Bullion prices settled lower at Comex on Tuesday, 17 March 2015 at Comex. Gold futures settled on Tuesday at their lowest level since early November, as investors awaited the outcome of the two-day Federal Open Market Committee meeting for cues on the metal's next direction. The FOMC meeting concludes Wednesday with a policy statement and news conference.
Gold for April delivery declined by $5, or 0.4%, to settle at $1,148.20 an ounce on Comex after settling higher for a third straight session on Monday. That was the lowest settlement for a most-active contract since early November 2015.
Silver for the same month shed 3.9 cents, or 0.3%, to $15.578 an ounce.
The highly anticipated meeting of the U.S. Federal Reserve's Open Market Committee (FOMC) began Tuesday and ends early Wednesday afternoon. The market place is wondering about the timing of the FOMC raising interest rates, with some reckoning a hike could come as early as June and others wondering if a rate increase will even occur this year.

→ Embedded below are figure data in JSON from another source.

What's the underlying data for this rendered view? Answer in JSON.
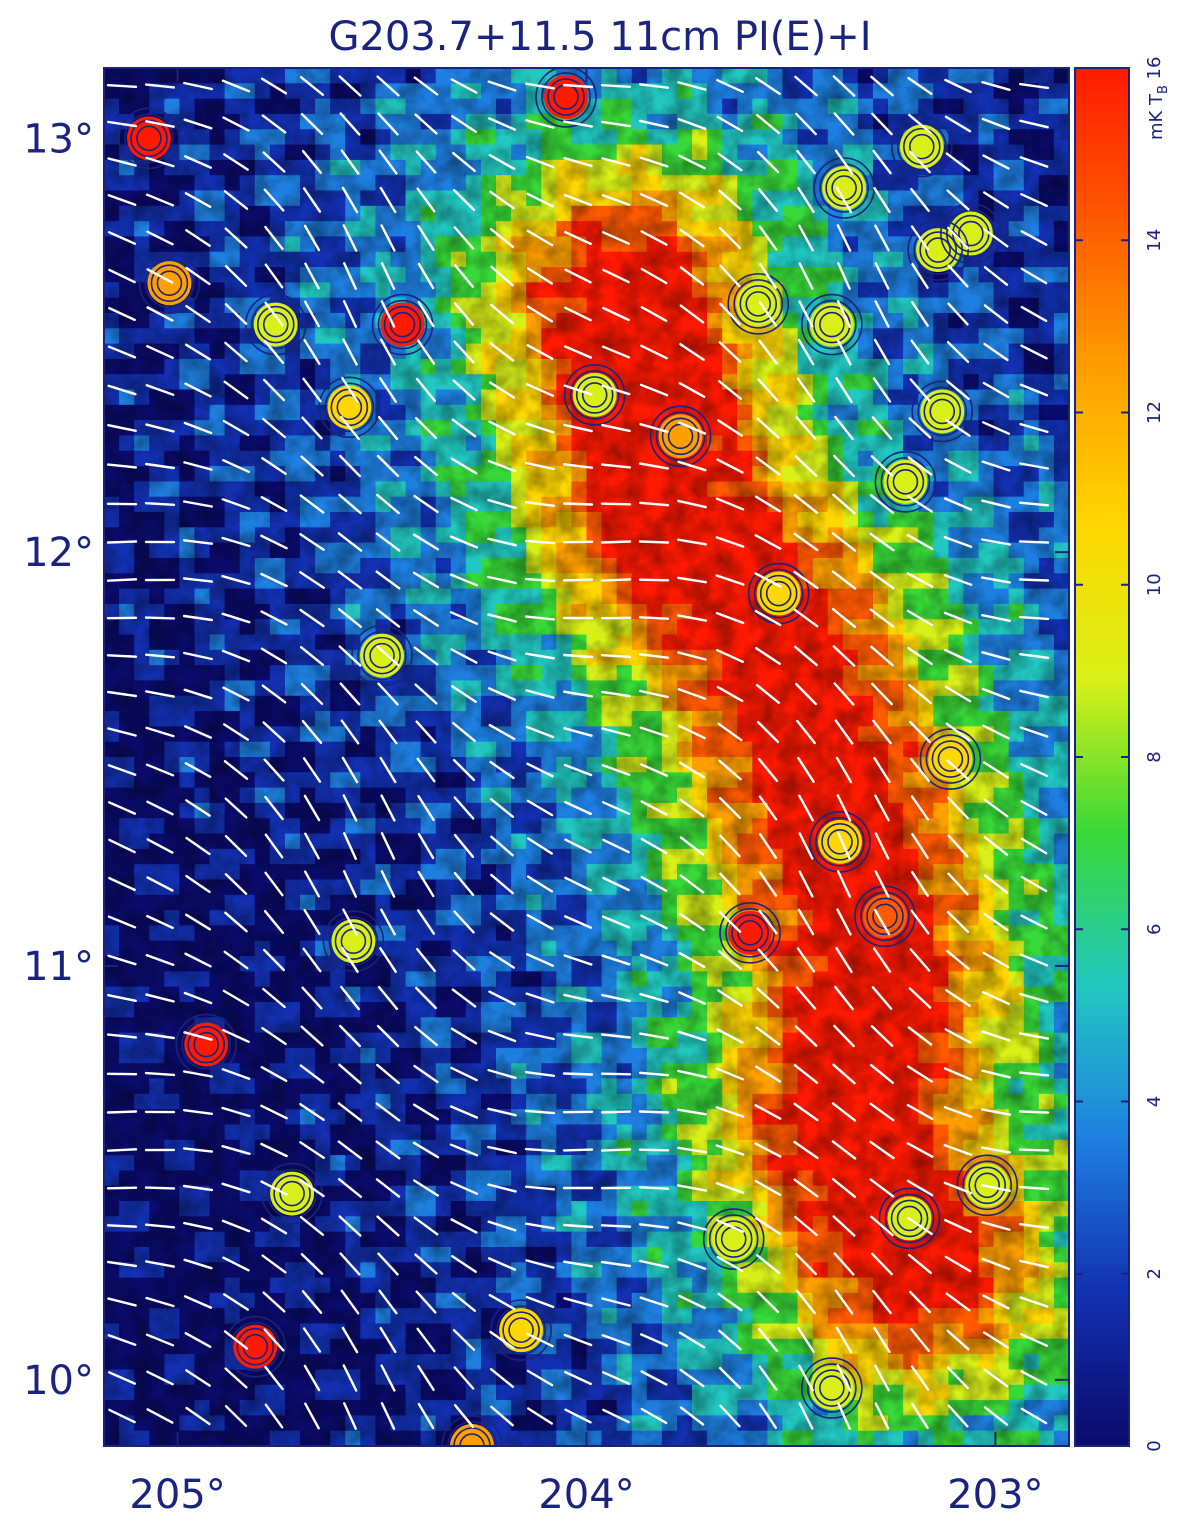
{
  "chart_data": {
    "type": "heatmap",
    "title": "G203.7+11.5 11cm PI(E)+I",
    "x_axis": {
      "ticks": [
        205,
        204,
        203
      ],
      "tick_labels": [
        "205°",
        "204°",
        "203°"
      ],
      "range": [
        205.18,
        202.82
      ]
    },
    "y_axis": {
      "ticks": [
        10,
        11,
        12,
        13
      ],
      "tick_labels": [
        "10°",
        "11°",
        "12°",
        "13°"
      ],
      "range": [
        9.84,
        13.17
      ]
    },
    "colorbar": {
      "label": "mK T",
      "label_subscript": "B",
      "range": [
        0,
        16
      ],
      "ticks": [
        0,
        2,
        4,
        6,
        8,
        10,
        12,
        14,
        16
      ],
      "tick_labels": [
        "0",
        "2",
        "4",
        "6",
        "8",
        "10",
        "12",
        "14",
        "16"
      ],
      "colormap": [
        "#0b0b6b",
        "#1230b0",
        "#1e7fe0",
        "#22c7c0",
        "#38d838",
        "#d8f018",
        "#ffd700",
        "#ffa000",
        "#ff5a00",
        "#ff1a00"
      ]
    },
    "ridge": [
      {
        "x": 203.9,
        "y": 12.6
      },
      {
        "x": 203.8,
        "y": 12.1
      },
      {
        "x": 203.55,
        "y": 11.8
      },
      {
        "x": 203.4,
        "y": 11.4
      },
      {
        "x": 203.3,
        "y": 11.0
      },
      {
        "x": 203.35,
        "y": 10.6
      },
      {
        "x": 203.2,
        "y": 10.3
      }
    ],
    "point_sources": [
      {
        "x": 205.07,
        "y": 13.0,
        "value": 16
      },
      {
        "x": 204.05,
        "y": 13.1,
        "value": 16
      },
      {
        "x": 205.02,
        "y": 12.65,
        "value": 13
      },
      {
        "x": 204.45,
        "y": 12.55,
        "value": 16
      },
      {
        "x": 204.76,
        "y": 12.55,
        "value": 9
      },
      {
        "x": 204.58,
        "y": 12.35,
        "value": 10
      },
      {
        "x": 203.98,
        "y": 12.38,
        "value": 9
      },
      {
        "x": 203.77,
        "y": 12.28,
        "value": 12
      },
      {
        "x": 203.58,
        "y": 12.6,
        "value": 8
      },
      {
        "x": 203.4,
        "y": 12.55,
        "value": 8
      },
      {
        "x": 203.37,
        "y": 12.88,
        "value": 9
      },
      {
        "x": 203.18,
        "y": 12.98,
        "value": 9
      },
      {
        "x": 203.14,
        "y": 12.73,
        "value": 8
      },
      {
        "x": 203.06,
        "y": 12.77,
        "value": 8
      },
      {
        "x": 203.13,
        "y": 12.34,
        "value": 8
      },
      {
        "x": 203.22,
        "y": 12.17,
        "value": 8
      },
      {
        "x": 203.53,
        "y": 11.9,
        "value": 10
      },
      {
        "x": 204.5,
        "y": 11.75,
        "value": 9
      },
      {
        "x": 203.11,
        "y": 11.5,
        "value": 10
      },
      {
        "x": 203.38,
        "y": 11.3,
        "value": 10
      },
      {
        "x": 203.27,
        "y": 11.12,
        "value": 15
      },
      {
        "x": 203.6,
        "y": 11.08,
        "value": 16
      },
      {
        "x": 204.57,
        "y": 11.06,
        "value": 9
      },
      {
        "x": 204.93,
        "y": 10.81,
        "value": 16
      },
      {
        "x": 204.72,
        "y": 10.45,
        "value": 9
      },
      {
        "x": 203.64,
        "y": 10.34,
        "value": 8
      },
      {
        "x": 203.21,
        "y": 10.39,
        "value": 8
      },
      {
        "x": 203.02,
        "y": 10.47,
        "value": 8
      },
      {
        "x": 204.81,
        "y": 10.08,
        "value": 16
      },
      {
        "x": 204.16,
        "y": 10.12,
        "value": 10
      },
      {
        "x": 203.4,
        "y": 9.98,
        "value": 9
      },
      {
        "x": 204.28,
        "y": 9.84,
        "value": 12
      }
    ]
  }
}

Many look for the Fed to take the word “patient” out of its statement, regarding when to decide to raise interest rates. The FOMC will also release its latest economic projections Wednesday, and Fed Chair Janet Yellen will hold a press conference after the FOMC meeting.

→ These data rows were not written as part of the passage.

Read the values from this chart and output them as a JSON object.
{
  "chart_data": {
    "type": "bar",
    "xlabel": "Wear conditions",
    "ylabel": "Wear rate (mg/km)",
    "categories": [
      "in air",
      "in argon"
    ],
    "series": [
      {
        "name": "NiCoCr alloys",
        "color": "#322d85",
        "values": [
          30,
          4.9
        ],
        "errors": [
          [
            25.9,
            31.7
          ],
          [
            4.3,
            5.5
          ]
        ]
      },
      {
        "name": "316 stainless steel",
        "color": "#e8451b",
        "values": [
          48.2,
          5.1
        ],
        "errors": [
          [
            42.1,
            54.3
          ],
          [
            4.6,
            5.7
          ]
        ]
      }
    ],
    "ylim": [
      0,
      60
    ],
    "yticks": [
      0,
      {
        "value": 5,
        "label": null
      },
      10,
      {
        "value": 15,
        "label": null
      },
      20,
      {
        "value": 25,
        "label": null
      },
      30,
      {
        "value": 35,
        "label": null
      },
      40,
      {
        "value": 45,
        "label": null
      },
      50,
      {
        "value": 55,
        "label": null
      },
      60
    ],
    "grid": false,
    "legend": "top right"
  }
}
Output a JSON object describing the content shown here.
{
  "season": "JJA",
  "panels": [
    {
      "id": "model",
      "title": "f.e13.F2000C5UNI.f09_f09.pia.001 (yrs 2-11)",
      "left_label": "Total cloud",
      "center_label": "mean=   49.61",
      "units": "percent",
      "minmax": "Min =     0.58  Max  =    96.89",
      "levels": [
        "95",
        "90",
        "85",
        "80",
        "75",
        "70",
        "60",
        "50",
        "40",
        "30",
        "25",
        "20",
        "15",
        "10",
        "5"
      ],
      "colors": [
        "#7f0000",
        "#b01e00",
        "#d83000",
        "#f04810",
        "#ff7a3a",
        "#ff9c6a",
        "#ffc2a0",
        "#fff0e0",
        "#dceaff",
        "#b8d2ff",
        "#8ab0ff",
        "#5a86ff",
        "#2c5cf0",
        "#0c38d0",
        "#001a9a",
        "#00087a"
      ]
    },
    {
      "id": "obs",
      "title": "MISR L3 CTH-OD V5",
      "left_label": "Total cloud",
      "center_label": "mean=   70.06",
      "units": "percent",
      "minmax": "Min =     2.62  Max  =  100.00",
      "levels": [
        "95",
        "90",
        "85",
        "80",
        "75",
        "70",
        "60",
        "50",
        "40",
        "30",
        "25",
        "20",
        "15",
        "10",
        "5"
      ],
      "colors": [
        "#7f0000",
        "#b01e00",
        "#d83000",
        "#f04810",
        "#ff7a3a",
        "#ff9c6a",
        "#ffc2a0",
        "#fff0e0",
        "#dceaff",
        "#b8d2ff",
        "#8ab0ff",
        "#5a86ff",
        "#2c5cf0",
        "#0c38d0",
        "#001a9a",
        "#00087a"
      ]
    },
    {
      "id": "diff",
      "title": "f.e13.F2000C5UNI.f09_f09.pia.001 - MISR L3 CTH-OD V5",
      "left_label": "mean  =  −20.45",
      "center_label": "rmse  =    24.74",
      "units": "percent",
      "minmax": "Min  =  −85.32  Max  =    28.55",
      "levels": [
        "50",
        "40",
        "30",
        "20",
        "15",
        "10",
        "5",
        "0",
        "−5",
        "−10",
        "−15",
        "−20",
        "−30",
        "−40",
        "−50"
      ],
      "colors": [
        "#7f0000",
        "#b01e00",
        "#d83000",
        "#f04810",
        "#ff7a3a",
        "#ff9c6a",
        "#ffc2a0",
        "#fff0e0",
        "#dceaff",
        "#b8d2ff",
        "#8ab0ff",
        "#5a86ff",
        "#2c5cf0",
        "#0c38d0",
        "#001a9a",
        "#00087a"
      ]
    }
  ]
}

Oil prices were weaker and Nymex futures poked to another six-year low Tuesday. An already glutted world oil market faces the prospect of Iranian oil exports re-entering the world supply equation. Western nations and Iran are presently meeting and trying to agree on a deal that would lift Western sanctions against Iranian oil. Slumping oil prices are a bearish underlying factor for most raw commodity markets, including the precious metals.
The U.S. dollar index saw another corrective pullback Tuesday after hitting a 12-year high last week.
U.S. economic data released Tuesday included new residential construction, which was a big miss on the downside. However, the weak data did not impact the precious metals markets significantly. February housing starts declined 17.0% to 897,000 from an upwardly revised 1.081 million (from 1.065 million) while the consensus expected a decline to 1.041 million.
Record snowfall in the Northeast and extreme cold in the Midwest likely played a large part in curtailing new construction. Housing starts in these regions declined 45.0% in February, from 262,000 in January to 144,000. Those regions accounted for 64.0% of the entire February decline in housing starts.